The government claims that its rezoning proposals will result in more than 35,000 new dwellings along the railway corridor, though some community groups have claimed that this estimate is too conservative.
The Sydenham-To-Bankstown Alliance is a coalition of community groups along the corridor. Its convenor, Peter Olive, said newly-formed local councils needed to position themselves as the main mechanisms for community involvement.
“What we would want them to do is set up committees which involve and engage the community, (and) that they take a lead in opposing these extravagances of the State Government,” Mr Olive said.

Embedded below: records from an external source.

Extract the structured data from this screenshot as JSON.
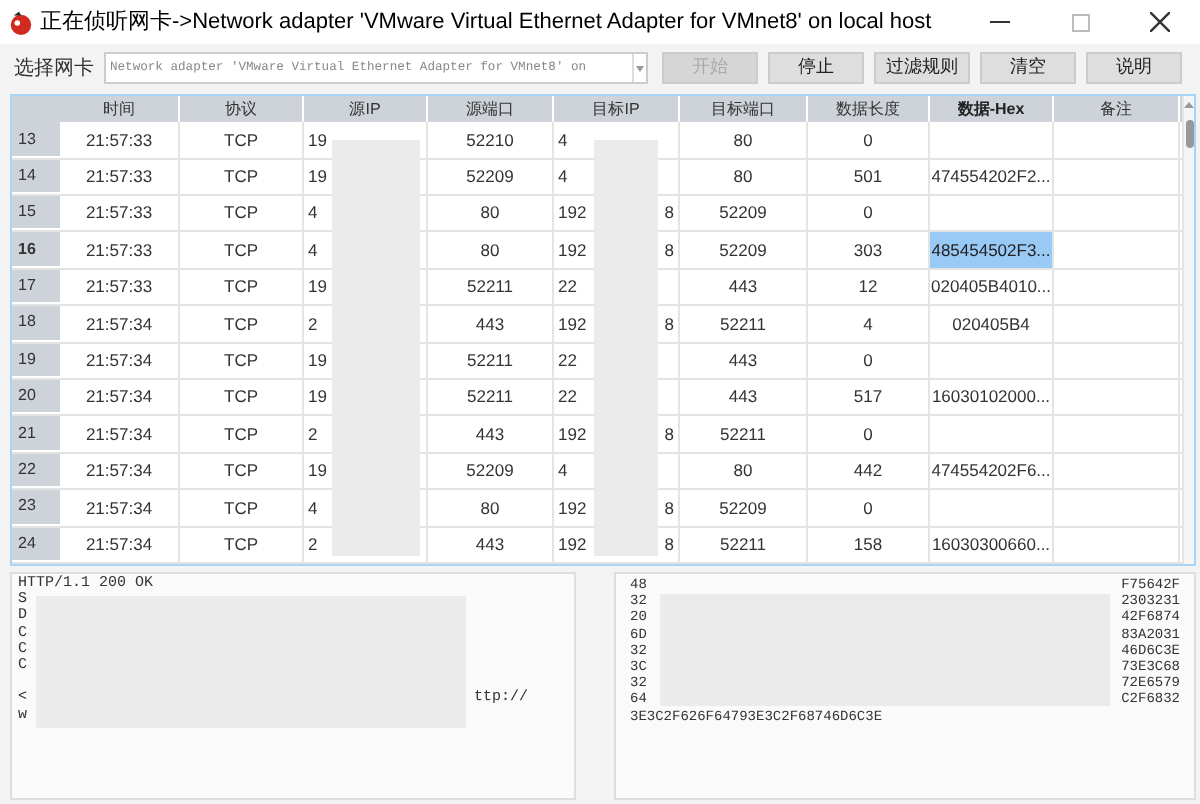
{
  "window": {
    "title": "正在侦听网卡->Network adapter 'VMware Virtual Ethernet Adapter for VMnet8' on local host"
  },
  "toolbar": {
    "label": "选择网卡",
    "adapter": "Network adapter 'VMware Virtual Ethernet Adapter for VMnet8' on",
    "buttons": [
      {
        "label": "开始",
        "disabled": true
      },
      {
        "label": "停止",
        "disabled": false
      },
      {
        "label": "过滤规则",
        "disabled": false
      },
      {
        "label": "清空",
        "disabled": false
      },
      {
        "label": "说明",
        "disabled": false
      }
    ]
  },
  "table": {
    "columns": [
      {
        "label": "时间",
        "selected": false
      },
      {
        "label": "协议",
        "selected": false
      },
      {
        "label": "源IP",
        "selected": false
      },
      {
        "label": "源端口",
        "selected": false
      },
      {
        "label": "目标IP",
        "selected": false
      },
      {
        "label": "目标端口",
        "selected": false
      },
      {
        "label": "数据长度",
        "selected": false
      },
      {
        "label": "数据-Hex",
        "selected": true
      },
      {
        "label": "备注",
        "selected": false
      }
    ],
    "rows": [
      {
        "number": "13",
        "time": "21:57:33",
        "protocol": "TCP",
        "src_ip": "19",
        "src_port": "52210",
        "dst_ip": "4",
        "dst_port": "80",
        "length": "0",
        "selected": false
      },
      {
        "number": "14",
        "time": "21:57:33",
        "protocol": "TCP",
        "src_ip": "19",
        "src_port": "52209",
        "dst_ip": "4",
        "dst_port": "80",
        "length": "501",
        "hex": "474554202F2...",
        "selected": false
      },
      {
        "number": "15",
        "time": "21:57:33",
        "protocol": "TCP",
        "src_ip": "4",
        "src_port": "80",
        "dst_ip": "192",
        "dst_ip_end": "8",
        "dst_port": "52209",
        "length": "0",
        "selected": false
      },
      {
        "number": "16",
        "time": "21:57:33",
        "protocol": "TCP",
        "src_ip": "4",
        "src_port": "80",
        "dst_ip": "192",
        "dst_ip_end": "8",
        "dst_port": "52209",
        "length": "303",
        "hex": "485454502F3...",
        "selected": true
      },
      {
        "number": "17",
        "time": "21:57:33",
        "protocol": "TCP",
        "src_ip": "19",
        "src_port": "52211",
        "dst_ip": "22",
        "dst_port": "443",
        "length": "12",
        "hex": "020405B4010...",
        "selected": false
      },
      {
        "number": "18",
        "time": "21:57:34",
        "protocol": "TCP",
        "src_ip": "2",
        "src_port": "443",
        "dst_ip": "192",
        "dst_ip_end": "8",
        "dst_port": "52211",
        "length": "4",
        "hex": "020405B4",
        "selected": false
      },
      {
        "number": "19",
        "time": "21:57:34",
        "protocol": "TCP",
        "src_ip": "19",
        "src_port": "52211",
        "dst_ip": "22",
        "dst_port": "443",
        "length": "0",
        "selected": false
      },
      {
        "number": "20",
        "time": "21:57:34",
        "protocol": "TCP",
        "src_ip": "19",
        "src_port": "52211",
        "dst_ip": "22",
        "dst_port": "443",
        "length": "517",
        "hex": "16030102000...",
        "selected": false
      },
      {
        "number": "21",
        "time": "21:57:34",
        "protocol": "TCP",
        "src_ip": "2",
        "src_port": "443",
        "dst_ip": "192",
        "dst_ip_end": "8",
        "dst_port": "52211",
        "length": "0",
        "selected": false
      },
      {
        "number": "22",
        "time": "21:57:34",
        "protocol": "TCP",
        "src_ip": "19",
        "src_port": "52209",
        "dst_ip": "4",
        "dst_port": "80",
        "length": "442",
        "hex": "474554202F6...",
        "selected": false
      },
      {
        "number": "23",
        "time": "21:57:34",
        "protocol": "TCP",
        "src_ip": "4",
        "src_port": "80",
        "dst_ip": "192",
        "dst_ip_end": "8",
        "dst_port": "52209",
        "length": "0",
        "selected": false
      },
      {
        "number": "24",
        "time": "21:57:34",
        "protocol": "TCP",
        "src_ip": "2",
        "src_port": "443",
        "dst_ip": "192",
        "dst_ip_end": "8",
        "dst_port": "52211",
        "length": "158",
        "hex": "16030300660...",
        "selected": false
      }
    ]
  },
  "text_panel": {
    "lines": [
      {
        "start": "HTTP/1.1 200 OK"
      },
      {
        "start": "S"
      },
      {
        "start": "D"
      },
      {
        "start": "C"
      },
      {
        "start": "C"
      },
      {
        "start": "C"
      },
      {
        "start": "<",
        "end": "ttp://",
        "blank_line_before": true
      },
      {
        "start": "w"
      }
    ]
  },
  "hex_panel": {
    "lines": [
      {
        "start": "48",
        "end": "F75642F"
      },
      {
        "start": "32",
        "end": "2303231"
      },
      {
        "start": "20",
        "end": "42F6874"
      },
      {
        "start": "6D",
        "end": "83A2031"
      },
      {
        "start": "32",
        "end": "46D6C3E"
      },
      {
        "start": "3C",
        "end": "73E3C68"
      },
      {
        "start": "32",
        "end": "72E6579"
      },
      {
        "start": "64",
        "end": "C2F6832"
      },
      {
        "start": "3E3C2F626F64793E3C2F68746D6C3E"
      }
    ]
  }
}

“(But) local government really just exists at the behest of the State Government. We saw that with the enforced amalgamations.”
The State Government released its first proposal for the corridor in 2015. Following a period of public submissions, the Department of Planning and Environment released a revised strategy in June. The new plans designated Canterbury, Campsie, Belmore, and Lakemba, all within the Canterbury-Bankstown local government area, as “priority precincts”.
Planners will target priority precincts as centres for increased density and development over the coming years, with the stated aim of improving housing affordability.
Cr Eisler suggested that strong community activism had forced the government to treat inner suburbs more carefully than in her area.
“I think the noisy wheel gets the action and I think that there’s good reasons why (the State Government) would be more favourable towards more inner west suburbs than the outer west suburbs”, Cr Eisler said.
Mr Olive was quick to affirm his organisation’s position that the rezoning proposals equally affected the entire corridor.
“(Dulwich Hill) is getting 2,000 extra dwellings and Marrickville’s getting 6,000 extra dwellings, so I don’t think there is any discrimination between one area over another,” Mr Olive said.
“I would like to see unity within the corridor against the whole set of proposals rather than people being set against one another.”
Though public submissions closed just prior to last month’s council elections, Canterbury-Bankstown and Inner West councils have been allowed time to develop their own submissions. The government will then release its final plans for the corridor early next year. The Department of Planning and Environment forecasts gradual implementation between 2020 and 2036.
Central News contacted two Liberal members of Canterbury-Bankstown Council for comment. Neither had responded at the time of publication.